Failure mode Root cause Detection Fix
Threads give no speedup on compute GIL serializes Python bytecode CPU% near one core despite N threads; cProfile shows pure-Python hotspots Move work to ProcessPoolExecutor
Event loop freezes intermittently Synchronous call (requests, time.sleep, blocking driver) in a coroutine Loop lag spikes; slow_callback_duration warnings Wrap in run_in_executor / use async-native lib
Process pool OOM under load Large objects pickled across the boundary RSS scales linearly with max_workers; IPC time > compute time Use multiprocessing.shared_memory; chunk coarser
RuntimeError: asyncio.run() cannot be called from a running event loop Nesting sync/async entry points Stack trace on startup or inside a thread Bridge via executors; never call asyncio.run() inside a loop
Zombie threads/processes on shutdown Missing executor.shutdown(wait=True) / undrained tasks Rising thread/process count after restart; ResourceWarning Drain executors and await loop.shutdown_asyncgens()
Unbounded task/queue growth No semaphore or maxsize cap Steady RSS climb tracking request rate Bound with Semaphore and asyncio.Queue(maxsize=N)

Frequently Asked Questions

Can asyncio replace multiprocessing for CPU-bound workloads?

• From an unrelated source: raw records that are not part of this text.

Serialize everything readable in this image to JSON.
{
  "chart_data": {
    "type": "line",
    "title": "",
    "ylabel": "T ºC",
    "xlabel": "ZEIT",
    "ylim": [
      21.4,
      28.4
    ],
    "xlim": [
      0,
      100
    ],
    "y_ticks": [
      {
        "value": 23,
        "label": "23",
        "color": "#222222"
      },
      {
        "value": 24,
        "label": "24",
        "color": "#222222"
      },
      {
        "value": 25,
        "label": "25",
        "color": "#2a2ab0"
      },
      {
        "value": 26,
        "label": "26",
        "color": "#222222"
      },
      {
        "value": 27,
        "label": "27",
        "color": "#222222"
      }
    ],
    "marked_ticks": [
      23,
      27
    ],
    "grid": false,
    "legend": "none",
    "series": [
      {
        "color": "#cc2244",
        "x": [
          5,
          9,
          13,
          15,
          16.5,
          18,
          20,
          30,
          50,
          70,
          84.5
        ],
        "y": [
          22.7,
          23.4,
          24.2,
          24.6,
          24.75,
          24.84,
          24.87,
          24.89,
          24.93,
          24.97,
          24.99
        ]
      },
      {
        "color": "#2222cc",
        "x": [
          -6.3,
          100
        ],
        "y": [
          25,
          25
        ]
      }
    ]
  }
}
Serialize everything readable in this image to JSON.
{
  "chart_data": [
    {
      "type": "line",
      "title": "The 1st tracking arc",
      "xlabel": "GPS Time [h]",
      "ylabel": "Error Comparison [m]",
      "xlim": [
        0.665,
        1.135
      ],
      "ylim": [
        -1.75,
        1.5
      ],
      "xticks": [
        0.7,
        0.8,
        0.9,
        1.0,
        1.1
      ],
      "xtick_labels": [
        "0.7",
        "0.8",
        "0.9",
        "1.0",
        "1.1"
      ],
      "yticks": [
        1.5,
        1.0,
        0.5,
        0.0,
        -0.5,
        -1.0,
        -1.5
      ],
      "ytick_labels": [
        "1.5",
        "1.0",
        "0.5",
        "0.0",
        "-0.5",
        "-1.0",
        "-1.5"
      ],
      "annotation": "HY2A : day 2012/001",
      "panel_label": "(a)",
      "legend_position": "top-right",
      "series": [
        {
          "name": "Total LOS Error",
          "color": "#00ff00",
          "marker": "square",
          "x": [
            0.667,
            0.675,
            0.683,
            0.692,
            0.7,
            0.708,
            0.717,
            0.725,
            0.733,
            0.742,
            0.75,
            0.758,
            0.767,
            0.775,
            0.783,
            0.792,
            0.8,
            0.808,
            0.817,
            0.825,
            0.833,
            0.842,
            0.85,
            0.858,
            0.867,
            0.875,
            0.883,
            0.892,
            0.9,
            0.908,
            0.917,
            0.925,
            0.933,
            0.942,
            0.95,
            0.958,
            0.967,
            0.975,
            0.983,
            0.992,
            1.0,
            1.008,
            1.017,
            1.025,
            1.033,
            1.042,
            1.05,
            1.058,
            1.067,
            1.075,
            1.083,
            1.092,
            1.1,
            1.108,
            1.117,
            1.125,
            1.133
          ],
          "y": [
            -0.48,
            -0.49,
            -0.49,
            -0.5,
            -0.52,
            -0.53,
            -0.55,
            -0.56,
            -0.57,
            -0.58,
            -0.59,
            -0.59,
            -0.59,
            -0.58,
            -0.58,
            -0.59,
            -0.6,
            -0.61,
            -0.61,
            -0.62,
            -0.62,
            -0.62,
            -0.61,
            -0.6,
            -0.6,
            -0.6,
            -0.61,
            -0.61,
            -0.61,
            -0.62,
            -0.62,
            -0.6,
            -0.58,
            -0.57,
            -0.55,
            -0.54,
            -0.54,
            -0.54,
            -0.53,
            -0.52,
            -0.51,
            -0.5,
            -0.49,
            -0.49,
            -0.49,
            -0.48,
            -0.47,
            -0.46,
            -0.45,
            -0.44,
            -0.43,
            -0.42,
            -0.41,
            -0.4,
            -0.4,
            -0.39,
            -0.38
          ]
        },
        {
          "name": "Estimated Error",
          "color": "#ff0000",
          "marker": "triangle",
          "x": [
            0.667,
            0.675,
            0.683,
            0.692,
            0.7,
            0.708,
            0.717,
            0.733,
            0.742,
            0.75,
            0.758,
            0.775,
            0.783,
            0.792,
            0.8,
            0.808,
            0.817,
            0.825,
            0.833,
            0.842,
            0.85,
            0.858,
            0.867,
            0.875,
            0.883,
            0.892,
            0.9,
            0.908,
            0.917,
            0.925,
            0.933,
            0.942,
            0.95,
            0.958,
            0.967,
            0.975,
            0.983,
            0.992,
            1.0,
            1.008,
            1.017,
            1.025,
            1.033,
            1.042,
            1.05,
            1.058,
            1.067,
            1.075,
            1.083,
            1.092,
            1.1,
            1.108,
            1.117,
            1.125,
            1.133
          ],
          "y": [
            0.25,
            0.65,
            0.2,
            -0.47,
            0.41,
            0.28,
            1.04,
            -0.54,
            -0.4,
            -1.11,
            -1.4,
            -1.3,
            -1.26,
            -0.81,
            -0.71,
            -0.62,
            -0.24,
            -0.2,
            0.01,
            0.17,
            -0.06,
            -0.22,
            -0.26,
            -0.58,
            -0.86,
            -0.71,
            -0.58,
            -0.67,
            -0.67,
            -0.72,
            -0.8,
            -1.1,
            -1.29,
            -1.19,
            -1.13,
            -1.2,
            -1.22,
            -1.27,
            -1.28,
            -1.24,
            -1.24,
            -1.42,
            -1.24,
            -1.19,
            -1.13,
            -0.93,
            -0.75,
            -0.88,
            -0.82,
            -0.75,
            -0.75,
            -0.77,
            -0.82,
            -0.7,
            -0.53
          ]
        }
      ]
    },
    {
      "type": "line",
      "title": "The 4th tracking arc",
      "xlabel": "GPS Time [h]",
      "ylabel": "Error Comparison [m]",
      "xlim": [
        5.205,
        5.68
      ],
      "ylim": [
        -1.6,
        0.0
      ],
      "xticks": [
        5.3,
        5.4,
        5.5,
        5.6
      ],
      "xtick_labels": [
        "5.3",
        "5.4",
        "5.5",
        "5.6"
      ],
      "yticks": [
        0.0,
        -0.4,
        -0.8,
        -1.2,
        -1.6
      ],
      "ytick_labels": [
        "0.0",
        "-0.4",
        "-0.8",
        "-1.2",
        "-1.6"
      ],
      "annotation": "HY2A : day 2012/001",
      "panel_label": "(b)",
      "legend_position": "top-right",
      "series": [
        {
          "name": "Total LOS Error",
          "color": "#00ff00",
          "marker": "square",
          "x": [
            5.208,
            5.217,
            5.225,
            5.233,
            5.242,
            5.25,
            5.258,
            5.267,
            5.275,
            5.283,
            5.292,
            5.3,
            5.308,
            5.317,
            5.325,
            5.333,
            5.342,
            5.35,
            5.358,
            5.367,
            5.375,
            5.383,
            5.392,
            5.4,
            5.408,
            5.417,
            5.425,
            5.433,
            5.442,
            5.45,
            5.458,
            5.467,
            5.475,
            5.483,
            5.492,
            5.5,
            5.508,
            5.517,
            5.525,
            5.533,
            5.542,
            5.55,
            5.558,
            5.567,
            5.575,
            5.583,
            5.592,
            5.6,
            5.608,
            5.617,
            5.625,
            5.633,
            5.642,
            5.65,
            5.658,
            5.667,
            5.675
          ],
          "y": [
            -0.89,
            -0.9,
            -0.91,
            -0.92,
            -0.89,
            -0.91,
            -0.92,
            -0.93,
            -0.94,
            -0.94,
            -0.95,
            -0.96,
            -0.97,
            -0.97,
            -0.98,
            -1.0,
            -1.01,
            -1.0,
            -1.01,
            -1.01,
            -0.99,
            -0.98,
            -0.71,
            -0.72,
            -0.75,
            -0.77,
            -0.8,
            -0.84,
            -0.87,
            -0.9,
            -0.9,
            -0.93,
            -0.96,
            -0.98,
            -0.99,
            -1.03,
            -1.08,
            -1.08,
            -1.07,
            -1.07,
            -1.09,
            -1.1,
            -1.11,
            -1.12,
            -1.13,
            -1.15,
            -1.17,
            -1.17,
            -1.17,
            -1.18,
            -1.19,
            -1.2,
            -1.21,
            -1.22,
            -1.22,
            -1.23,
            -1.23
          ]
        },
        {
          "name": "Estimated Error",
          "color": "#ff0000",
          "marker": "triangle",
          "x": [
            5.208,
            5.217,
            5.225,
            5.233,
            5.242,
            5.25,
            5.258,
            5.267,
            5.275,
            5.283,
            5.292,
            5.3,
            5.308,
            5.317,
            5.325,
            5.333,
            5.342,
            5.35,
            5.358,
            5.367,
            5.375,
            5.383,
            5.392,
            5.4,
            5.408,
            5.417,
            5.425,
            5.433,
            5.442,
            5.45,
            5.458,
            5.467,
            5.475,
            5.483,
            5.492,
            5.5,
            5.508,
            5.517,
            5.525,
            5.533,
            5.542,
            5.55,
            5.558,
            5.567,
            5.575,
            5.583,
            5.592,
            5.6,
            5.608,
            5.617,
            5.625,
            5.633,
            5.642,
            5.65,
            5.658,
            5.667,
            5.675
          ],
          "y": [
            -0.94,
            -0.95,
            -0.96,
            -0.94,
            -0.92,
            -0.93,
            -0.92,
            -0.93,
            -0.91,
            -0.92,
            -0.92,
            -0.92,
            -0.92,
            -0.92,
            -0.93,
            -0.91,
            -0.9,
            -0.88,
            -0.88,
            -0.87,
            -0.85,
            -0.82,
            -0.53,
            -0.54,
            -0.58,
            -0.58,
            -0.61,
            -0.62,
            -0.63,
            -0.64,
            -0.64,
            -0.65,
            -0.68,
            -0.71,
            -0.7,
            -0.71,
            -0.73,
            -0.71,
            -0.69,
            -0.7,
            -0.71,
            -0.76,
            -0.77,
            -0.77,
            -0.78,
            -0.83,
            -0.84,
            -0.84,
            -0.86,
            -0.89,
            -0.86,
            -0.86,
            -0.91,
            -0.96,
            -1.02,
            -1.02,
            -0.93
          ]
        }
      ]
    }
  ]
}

No. asyncio runs on a single thread and multiplexes I/O; a CPU-bound task blocks the event loop and collapses concurrency. Use ProcessPoolExecutor, or offload from the loop via loop.run_in_executor() with a process pool, to get true multi-core parallelism.

Why does my ThreadPoolExecutor perform worse than a single-threaded loop?

Thread creation, context switching, and GIL contention add overhead that outweighs the benefit for lightweight or CPU-bound tasks. Threads only help when work spends most of its time blocked in syscalls that release the GIL. Profile with cProfile and confirm the work is genuinely I/O-bound before scaling thread counts.

How do I choose between threading, multiprocessing, and asyncio?

Measure the CPU-time-to-wall-clock ratio of a representative task. Below ~0.4 the work is I/O-bound: use asyncio for high fan-out or threads when stuck with blocking libraries. Above ~0.7 it is CPU-bound: use multiprocessing. In between, use a hybrid event loop plus executor.

What worker count should I use for each model?

For blocking-I/O threads, start at min(32, os.cpu_count() * 4) and tune to I/O capacity. For CPU-bound processes, start at os.cpu_count() and avoid exceeding physical cores. For asyncio, there is no thread count; bound in-flight work with a Semaphore and a maxsize queue instead.

How do I combine asyncio with threads or processes safely?

Run asyncio for the I/O path and offload blocking or CPU islands with loop.run_in_executor() (or asyncio.to_thread for blocking I/O). Use a ThreadPoolExecutor for blocking I/O and a ProcessPoolExecutor for CPU work. Avoid shared mutable state across the boundary, and drain executors with shutdown(wait=True) on exit.